Curvy Lines

Curvy Lines

Written by Dr. Steve Greene on August 10, 2021

One of my favorite reads any weekend is the New York Times Book Review. I keep up with new releases, learn about books others are reading in my field and meet characters real and imagined. Of course, I also like seeing Jonathan Cahn’s latest book on the Times‘ bestseller lists almost every year.

Recently, I read a terrific cover story review by Alan Cumming about the Pulitzer Prize-winning Broadway show, Sunday in the Park with George. I didn’t see the show and don’t care to. But I enjoy reading behind-the-scenes stories about the production of such art.

Stephen Sondheim and James Lapine partnered in creating the show.

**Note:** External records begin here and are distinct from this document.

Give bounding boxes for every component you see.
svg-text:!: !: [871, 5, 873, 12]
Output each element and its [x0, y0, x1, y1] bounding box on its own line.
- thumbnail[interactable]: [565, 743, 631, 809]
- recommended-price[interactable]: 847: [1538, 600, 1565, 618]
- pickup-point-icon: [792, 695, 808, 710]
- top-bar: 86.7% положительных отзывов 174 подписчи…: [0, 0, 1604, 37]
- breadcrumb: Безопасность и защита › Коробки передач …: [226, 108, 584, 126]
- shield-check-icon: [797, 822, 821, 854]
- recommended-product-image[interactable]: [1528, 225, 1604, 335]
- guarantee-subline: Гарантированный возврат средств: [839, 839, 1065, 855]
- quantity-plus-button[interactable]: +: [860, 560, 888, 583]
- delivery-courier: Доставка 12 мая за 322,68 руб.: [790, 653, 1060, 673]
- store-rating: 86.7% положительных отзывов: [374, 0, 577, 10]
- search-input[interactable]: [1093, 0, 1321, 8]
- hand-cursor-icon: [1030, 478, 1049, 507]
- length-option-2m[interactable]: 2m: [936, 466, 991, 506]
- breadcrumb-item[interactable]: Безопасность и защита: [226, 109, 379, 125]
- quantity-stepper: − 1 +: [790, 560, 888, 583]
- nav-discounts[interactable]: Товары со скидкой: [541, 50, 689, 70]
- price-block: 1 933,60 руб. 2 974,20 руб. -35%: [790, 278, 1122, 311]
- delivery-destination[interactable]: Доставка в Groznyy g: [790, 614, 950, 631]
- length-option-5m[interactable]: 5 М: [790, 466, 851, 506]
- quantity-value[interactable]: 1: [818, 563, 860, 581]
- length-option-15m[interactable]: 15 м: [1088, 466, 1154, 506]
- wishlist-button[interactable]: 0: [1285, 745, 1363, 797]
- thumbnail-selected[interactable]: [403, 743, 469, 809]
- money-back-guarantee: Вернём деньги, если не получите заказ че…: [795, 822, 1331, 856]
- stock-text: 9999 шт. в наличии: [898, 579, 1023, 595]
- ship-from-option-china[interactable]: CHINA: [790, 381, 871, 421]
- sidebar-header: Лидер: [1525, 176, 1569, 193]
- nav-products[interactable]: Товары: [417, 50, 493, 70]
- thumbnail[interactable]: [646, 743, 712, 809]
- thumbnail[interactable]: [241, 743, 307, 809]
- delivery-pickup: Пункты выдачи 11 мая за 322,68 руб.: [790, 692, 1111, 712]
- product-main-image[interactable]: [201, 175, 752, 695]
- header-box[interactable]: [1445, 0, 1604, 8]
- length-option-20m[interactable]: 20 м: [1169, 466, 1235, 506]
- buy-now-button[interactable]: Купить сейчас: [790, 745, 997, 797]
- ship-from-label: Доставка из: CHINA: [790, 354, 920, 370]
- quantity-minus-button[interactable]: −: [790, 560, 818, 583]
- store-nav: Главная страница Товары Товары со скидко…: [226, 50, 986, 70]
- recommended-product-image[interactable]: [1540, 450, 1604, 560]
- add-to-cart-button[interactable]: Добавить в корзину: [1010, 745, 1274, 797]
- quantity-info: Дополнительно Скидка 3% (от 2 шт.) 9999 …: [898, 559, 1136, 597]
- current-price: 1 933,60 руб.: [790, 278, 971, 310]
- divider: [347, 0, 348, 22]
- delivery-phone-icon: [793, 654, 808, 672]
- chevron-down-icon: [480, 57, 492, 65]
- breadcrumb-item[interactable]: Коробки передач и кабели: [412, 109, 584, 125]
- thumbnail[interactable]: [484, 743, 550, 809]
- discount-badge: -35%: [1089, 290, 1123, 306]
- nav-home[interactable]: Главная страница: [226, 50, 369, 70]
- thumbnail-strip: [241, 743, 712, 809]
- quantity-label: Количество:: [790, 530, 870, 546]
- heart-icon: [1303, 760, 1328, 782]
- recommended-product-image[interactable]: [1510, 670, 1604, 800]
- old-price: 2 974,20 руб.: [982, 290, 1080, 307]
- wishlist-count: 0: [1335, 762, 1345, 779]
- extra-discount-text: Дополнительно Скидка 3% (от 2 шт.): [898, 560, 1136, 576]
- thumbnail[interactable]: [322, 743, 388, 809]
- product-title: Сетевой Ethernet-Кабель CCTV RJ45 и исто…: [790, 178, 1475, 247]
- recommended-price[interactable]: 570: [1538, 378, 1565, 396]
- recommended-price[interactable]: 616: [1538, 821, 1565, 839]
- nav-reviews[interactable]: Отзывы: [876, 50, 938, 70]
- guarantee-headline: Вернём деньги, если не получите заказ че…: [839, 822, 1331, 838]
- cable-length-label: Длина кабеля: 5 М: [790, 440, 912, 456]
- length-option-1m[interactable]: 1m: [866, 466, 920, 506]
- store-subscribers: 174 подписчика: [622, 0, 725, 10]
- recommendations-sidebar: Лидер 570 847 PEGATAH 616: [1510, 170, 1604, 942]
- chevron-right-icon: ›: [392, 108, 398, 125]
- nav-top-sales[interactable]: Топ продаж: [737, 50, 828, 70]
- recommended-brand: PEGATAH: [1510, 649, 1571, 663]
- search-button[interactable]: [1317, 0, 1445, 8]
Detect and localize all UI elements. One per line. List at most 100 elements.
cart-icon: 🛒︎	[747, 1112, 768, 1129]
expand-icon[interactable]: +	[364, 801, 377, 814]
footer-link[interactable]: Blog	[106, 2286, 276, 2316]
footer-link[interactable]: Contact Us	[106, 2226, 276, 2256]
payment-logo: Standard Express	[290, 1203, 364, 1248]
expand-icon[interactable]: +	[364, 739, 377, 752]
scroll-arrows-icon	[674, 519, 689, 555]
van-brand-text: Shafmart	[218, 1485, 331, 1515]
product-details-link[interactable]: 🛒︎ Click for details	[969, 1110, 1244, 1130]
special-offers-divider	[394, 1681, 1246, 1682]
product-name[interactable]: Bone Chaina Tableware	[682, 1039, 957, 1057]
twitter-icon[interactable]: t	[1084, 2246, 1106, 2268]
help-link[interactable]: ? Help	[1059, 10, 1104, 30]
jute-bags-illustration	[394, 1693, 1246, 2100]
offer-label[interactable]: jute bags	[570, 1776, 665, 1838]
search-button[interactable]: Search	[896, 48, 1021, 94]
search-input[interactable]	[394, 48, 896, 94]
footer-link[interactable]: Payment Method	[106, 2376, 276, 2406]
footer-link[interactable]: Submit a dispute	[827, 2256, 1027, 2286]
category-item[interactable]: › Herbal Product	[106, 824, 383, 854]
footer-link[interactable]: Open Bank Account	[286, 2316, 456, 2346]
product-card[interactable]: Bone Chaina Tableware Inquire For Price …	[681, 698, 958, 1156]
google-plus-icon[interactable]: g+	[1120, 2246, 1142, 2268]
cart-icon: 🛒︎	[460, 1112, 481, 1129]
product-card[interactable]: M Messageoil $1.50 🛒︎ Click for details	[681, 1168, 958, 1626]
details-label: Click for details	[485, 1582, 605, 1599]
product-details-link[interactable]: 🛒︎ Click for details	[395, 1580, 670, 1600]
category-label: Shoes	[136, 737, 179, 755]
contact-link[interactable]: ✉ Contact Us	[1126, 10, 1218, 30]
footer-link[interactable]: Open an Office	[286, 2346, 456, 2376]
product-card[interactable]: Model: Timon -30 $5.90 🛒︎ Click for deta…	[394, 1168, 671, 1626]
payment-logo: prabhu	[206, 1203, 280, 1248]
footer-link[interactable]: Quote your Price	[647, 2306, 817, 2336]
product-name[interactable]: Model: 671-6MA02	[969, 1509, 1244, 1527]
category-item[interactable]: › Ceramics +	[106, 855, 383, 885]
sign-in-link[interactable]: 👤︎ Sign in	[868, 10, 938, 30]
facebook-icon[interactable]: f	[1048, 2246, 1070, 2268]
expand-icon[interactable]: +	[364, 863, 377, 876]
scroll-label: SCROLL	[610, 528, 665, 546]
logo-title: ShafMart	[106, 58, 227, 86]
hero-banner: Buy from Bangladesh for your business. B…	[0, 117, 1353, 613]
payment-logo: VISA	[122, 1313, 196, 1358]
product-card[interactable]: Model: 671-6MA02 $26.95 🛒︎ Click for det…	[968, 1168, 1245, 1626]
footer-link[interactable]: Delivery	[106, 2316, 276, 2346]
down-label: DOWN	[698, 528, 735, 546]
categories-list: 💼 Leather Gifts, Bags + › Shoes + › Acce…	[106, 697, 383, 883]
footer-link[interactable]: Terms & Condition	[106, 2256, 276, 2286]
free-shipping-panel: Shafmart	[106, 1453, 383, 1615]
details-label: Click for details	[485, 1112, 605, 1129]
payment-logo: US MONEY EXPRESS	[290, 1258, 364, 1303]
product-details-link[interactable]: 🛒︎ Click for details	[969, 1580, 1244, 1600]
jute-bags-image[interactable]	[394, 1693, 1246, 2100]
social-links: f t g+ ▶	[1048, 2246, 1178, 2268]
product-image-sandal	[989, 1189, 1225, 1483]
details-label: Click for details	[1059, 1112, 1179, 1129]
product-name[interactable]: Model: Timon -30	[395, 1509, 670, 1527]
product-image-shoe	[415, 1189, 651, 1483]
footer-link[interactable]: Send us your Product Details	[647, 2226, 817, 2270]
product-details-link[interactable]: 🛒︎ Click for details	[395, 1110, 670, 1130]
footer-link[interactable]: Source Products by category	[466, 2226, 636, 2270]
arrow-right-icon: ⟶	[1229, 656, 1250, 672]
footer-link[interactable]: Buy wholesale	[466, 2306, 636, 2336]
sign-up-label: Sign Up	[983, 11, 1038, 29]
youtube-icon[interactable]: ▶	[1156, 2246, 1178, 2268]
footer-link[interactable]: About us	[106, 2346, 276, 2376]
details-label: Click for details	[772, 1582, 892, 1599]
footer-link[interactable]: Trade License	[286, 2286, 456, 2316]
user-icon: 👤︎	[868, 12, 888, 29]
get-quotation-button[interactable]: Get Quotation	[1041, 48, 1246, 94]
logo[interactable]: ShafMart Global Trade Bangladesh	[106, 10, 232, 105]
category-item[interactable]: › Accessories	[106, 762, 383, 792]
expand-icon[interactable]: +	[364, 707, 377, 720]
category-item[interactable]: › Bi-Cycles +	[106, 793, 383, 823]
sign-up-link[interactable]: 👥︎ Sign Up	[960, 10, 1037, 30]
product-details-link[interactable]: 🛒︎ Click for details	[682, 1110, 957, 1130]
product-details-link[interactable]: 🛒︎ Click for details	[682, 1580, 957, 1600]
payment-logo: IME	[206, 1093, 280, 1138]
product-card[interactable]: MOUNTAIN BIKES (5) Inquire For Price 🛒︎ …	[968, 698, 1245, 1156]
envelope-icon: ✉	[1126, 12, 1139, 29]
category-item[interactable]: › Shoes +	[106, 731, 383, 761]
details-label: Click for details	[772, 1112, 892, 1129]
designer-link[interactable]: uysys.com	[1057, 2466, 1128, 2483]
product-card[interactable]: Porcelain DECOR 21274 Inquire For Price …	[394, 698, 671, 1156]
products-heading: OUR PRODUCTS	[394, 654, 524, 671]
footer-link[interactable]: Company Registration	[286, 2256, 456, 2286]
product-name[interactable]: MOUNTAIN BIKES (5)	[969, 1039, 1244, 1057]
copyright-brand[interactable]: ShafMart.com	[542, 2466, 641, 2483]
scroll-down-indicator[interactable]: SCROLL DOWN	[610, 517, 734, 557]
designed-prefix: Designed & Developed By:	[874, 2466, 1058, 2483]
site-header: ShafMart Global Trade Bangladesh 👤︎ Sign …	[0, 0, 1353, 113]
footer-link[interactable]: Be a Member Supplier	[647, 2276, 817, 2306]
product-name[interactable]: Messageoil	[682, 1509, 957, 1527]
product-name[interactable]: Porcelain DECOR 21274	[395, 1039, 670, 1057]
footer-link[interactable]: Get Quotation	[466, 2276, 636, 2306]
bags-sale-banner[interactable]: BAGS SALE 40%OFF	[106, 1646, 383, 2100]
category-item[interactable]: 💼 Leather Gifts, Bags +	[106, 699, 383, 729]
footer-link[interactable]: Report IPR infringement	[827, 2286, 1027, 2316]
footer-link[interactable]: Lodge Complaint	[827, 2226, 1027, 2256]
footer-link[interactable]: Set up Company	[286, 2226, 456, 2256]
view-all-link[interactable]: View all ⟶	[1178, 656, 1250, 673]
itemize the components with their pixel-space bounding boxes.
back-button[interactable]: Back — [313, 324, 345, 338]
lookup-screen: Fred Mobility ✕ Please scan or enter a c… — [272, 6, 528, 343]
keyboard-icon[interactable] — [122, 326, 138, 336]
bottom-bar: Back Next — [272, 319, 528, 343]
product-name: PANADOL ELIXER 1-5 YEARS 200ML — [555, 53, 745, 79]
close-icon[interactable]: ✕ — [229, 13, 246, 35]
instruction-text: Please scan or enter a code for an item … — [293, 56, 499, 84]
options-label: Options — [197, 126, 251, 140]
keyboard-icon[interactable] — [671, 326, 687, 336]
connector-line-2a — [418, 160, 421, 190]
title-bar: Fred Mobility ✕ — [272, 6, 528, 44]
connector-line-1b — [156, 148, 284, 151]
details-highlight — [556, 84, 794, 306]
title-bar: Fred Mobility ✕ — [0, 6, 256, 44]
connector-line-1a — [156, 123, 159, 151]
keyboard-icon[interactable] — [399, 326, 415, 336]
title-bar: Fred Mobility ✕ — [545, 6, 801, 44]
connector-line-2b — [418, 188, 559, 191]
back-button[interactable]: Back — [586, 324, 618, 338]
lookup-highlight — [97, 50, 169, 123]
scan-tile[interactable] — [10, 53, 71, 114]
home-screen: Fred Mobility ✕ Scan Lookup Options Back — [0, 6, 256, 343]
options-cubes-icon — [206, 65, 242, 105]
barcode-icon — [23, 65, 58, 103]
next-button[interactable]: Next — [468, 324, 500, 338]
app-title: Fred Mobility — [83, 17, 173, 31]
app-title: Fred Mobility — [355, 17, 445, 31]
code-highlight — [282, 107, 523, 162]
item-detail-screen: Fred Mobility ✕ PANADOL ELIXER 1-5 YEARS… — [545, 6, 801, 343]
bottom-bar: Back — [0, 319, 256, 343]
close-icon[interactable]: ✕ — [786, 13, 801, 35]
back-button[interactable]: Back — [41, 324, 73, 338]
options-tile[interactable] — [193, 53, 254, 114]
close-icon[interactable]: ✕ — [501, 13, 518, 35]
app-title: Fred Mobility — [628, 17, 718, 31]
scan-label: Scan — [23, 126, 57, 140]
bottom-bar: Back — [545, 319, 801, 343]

The review is likely more satisfying than Lapine’s book about the experience, titled, Putting it Together: How Stephen Sondheim and I Created “Sunday in the Park With George.”

The following quote from Cumming piqued my interest in the review:

“Being a scientist or an artist … refers to how we look at life, how we maneuver it. Do we crave order and rationality or are we more comfortable with the abstract and laissez-faire? Do we live in straight lines or curvy ones?”

For the record, Sondheim approaches music in a scientific, disciplined manner, while Lapine creates with free-spirited expression. Their workflow clearly blended well in the show’s production.

The quote and the core of the review reminded me of the question, “Is management a science or an art?” Scholars and practitioners seemed to settle that issue many years ago with the answer, “Management is science with art.”

Straight lines exist in management. Examples of the many straight lines of management science include operations research, algorithms and economic order quantities.

Scholars and practitioners also tend to agree that leadership is an art—with a little soft science seasoning added to the recipe.

Curvy lines also exist in leadership. Love leadership replaces management dogma. General Omar Bradley said, “Leadership is intangible. No weapon, no impersonal piece of machinery ever designed can take its place.”

In the formative stage of my training in leadership, this thought from Henry Boettinger in a 1975 Harvard Business Review article summarized my resolve to lead on the curve:

“There are three indispensable aspects of the artistic process—craft, vision, and communication. Just as artists need to master their crafts, business managers need to perfect their skills in dealing with people and in expressing themselves verbally; just as artists need visions and passion to realize them, managers need imagination and audacity to redesign their organizations; and just as great masters communicate their visions, great leaders inspire those who work for them.”

That’s a curvy thought!

The older I get, the more I prefer to lead in curves. I understand management science—and we need it. But my younger direct reports fight hard against lines that bind.

Whether we opt in to leadership with lines or curves, developing our teams is not a Sunday walk in the park.